Having examined the life of Thomas and the influence his father had upon his passion for poetry and prose, it is easier to read the meanings behind the lines of his poem, 'Do Not Go Gentle Into That Good Night.' Jonathan Westphal in his critical essay published in 'The Explicator' explains that to appreciate the poem as a whole, one must understand line 16, 'And you, my father, there on the sad height,' which Westphal calls a "mysterious and melancholy phrase." Westphal believes that Thomas' emotions were more fierce and complex than most critics credit.
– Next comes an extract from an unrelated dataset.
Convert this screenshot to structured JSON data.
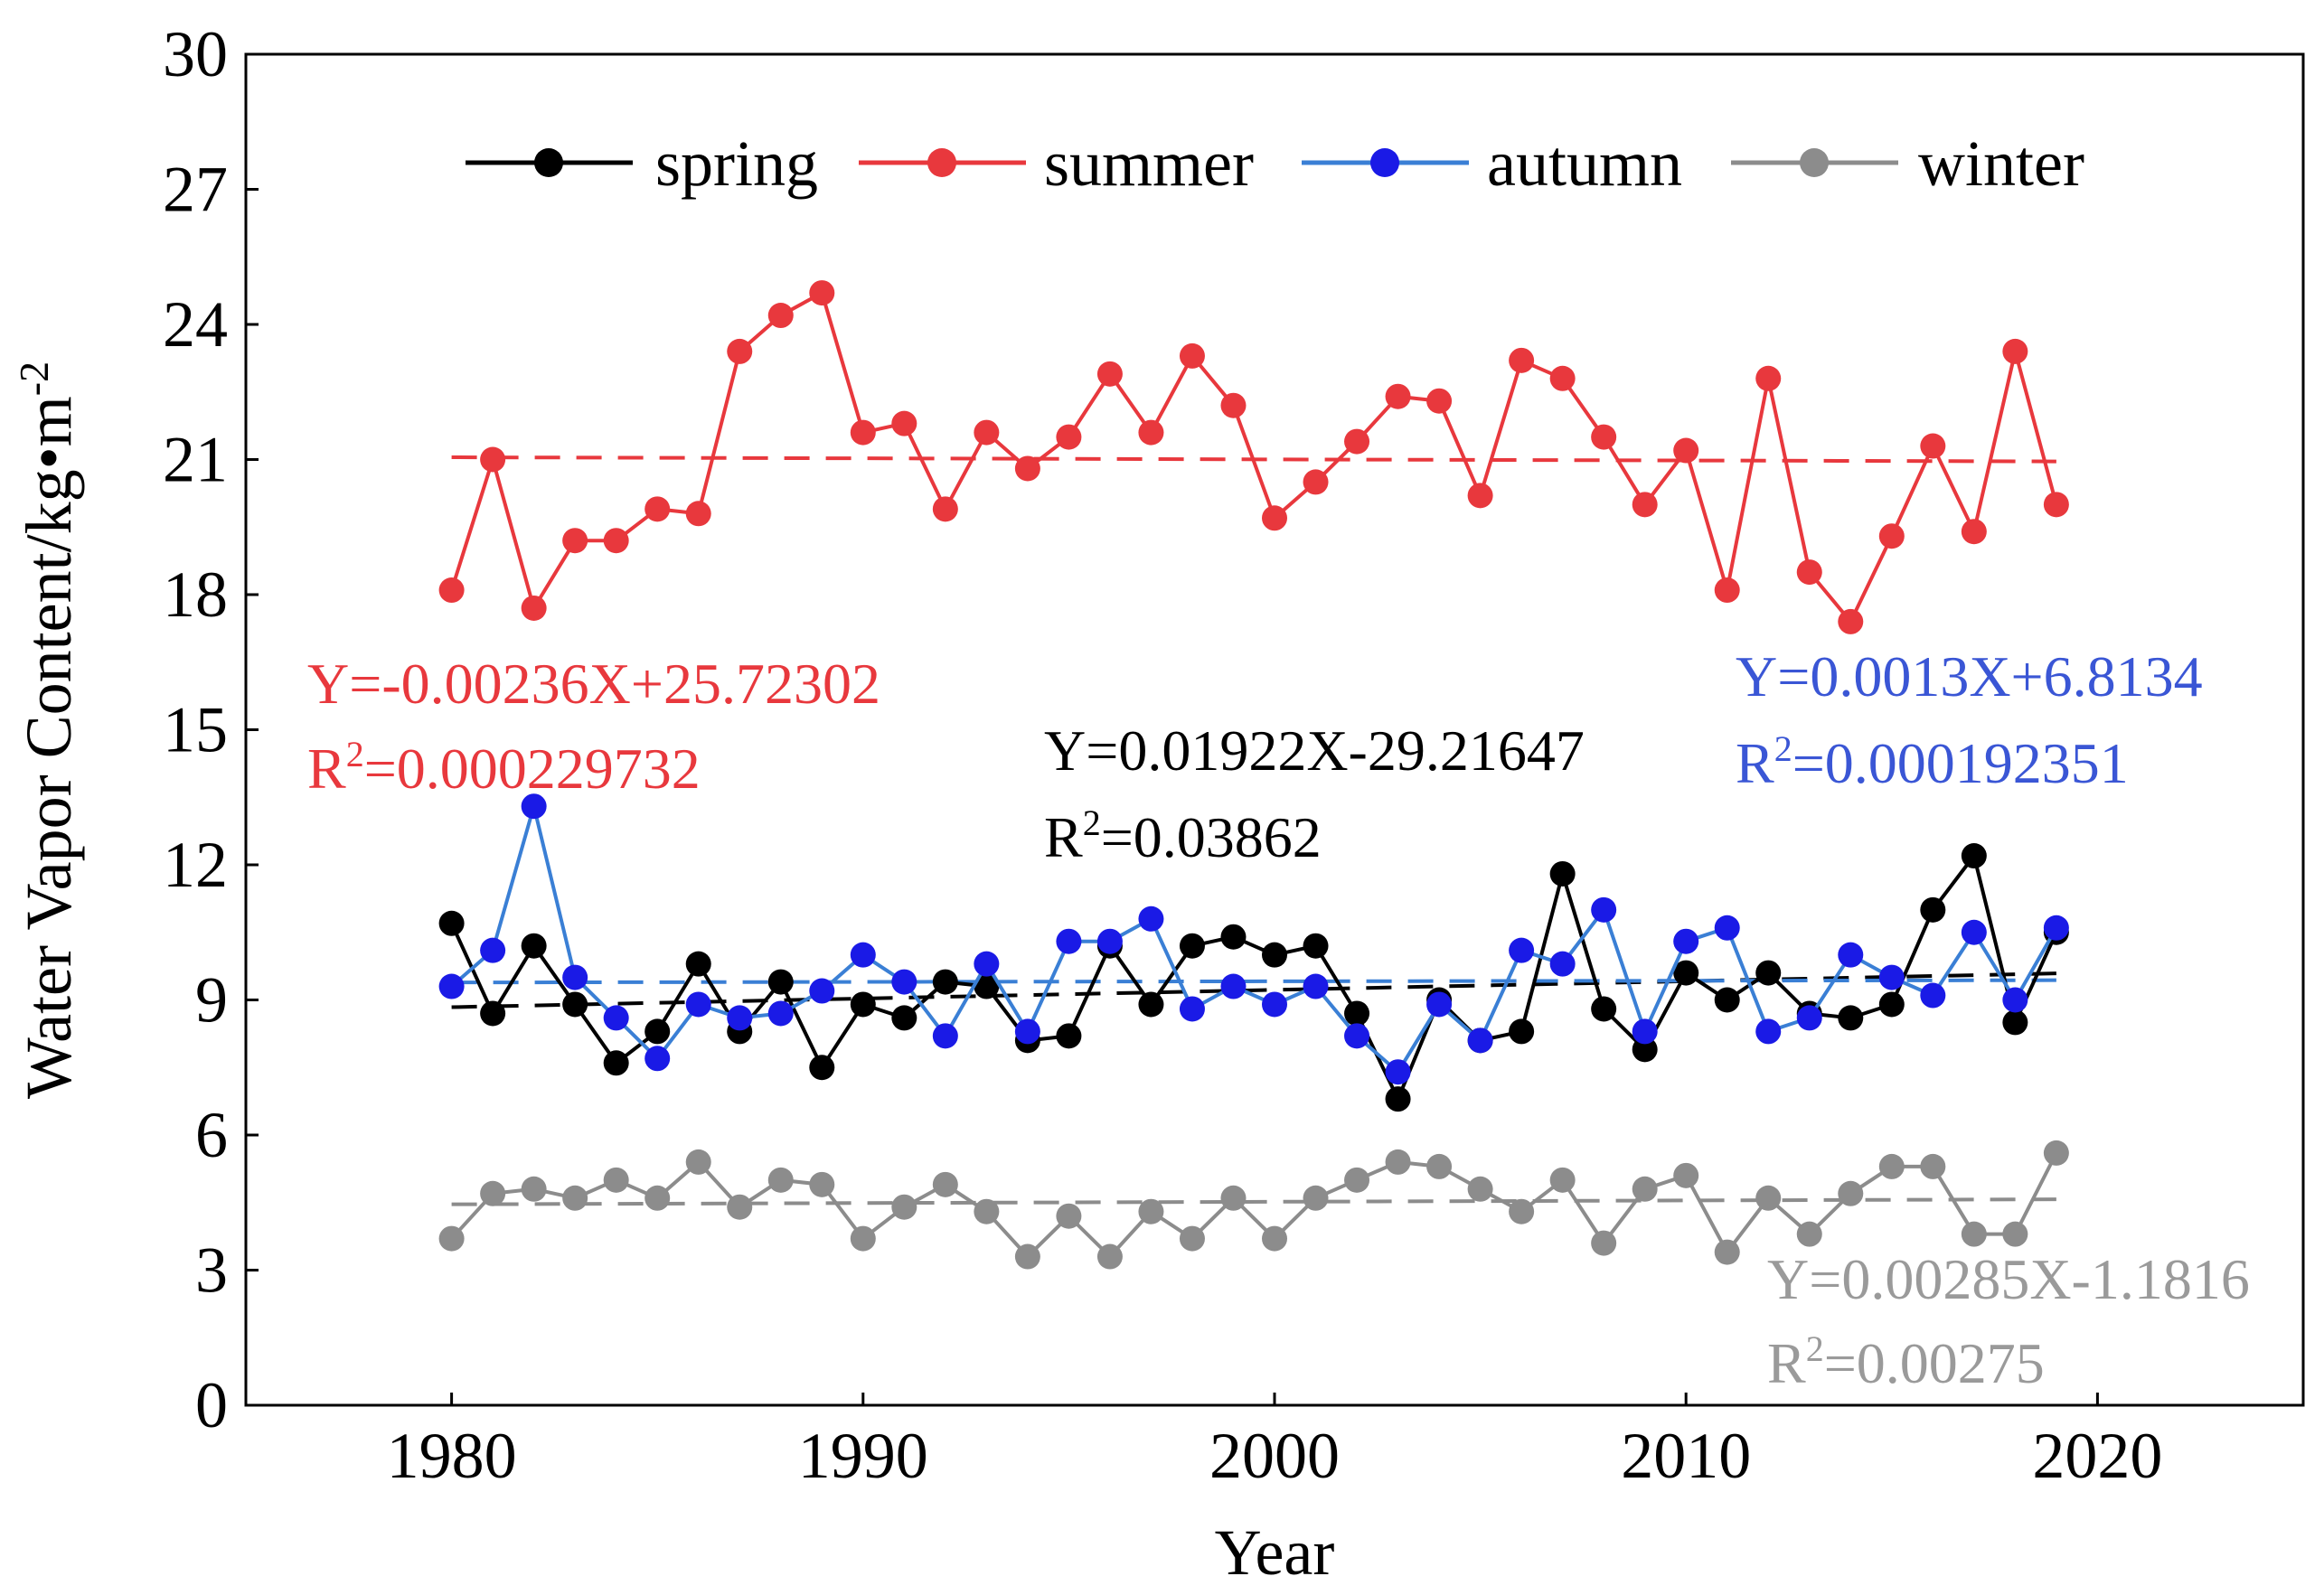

Westphal says that most often it is suggested that 'the sad height' is a bier, however, he believes that Thomas was "advocating active resistance to death immediately before death, not sad mourning after it."

Westphal asks to consider the moments at which the realizations of the four classes of men and of old age take place in the poem:

old age at close of day wise men at their end good men the last wave by wild men too late grave men near death" and stresses that line 16 is part of the sequence and rather than being a place, such as a bier, it refers to a time, metaphorical plateau of aloneness and loneliness before death ('near death')...it is not the end of life, the moment of death, or a time beyond it, but the ending of life at their end'), a phenomenologically distinct period ('at close of day') before death when it is seen, at last ('the last wave by'), to be inevitable ('too late')."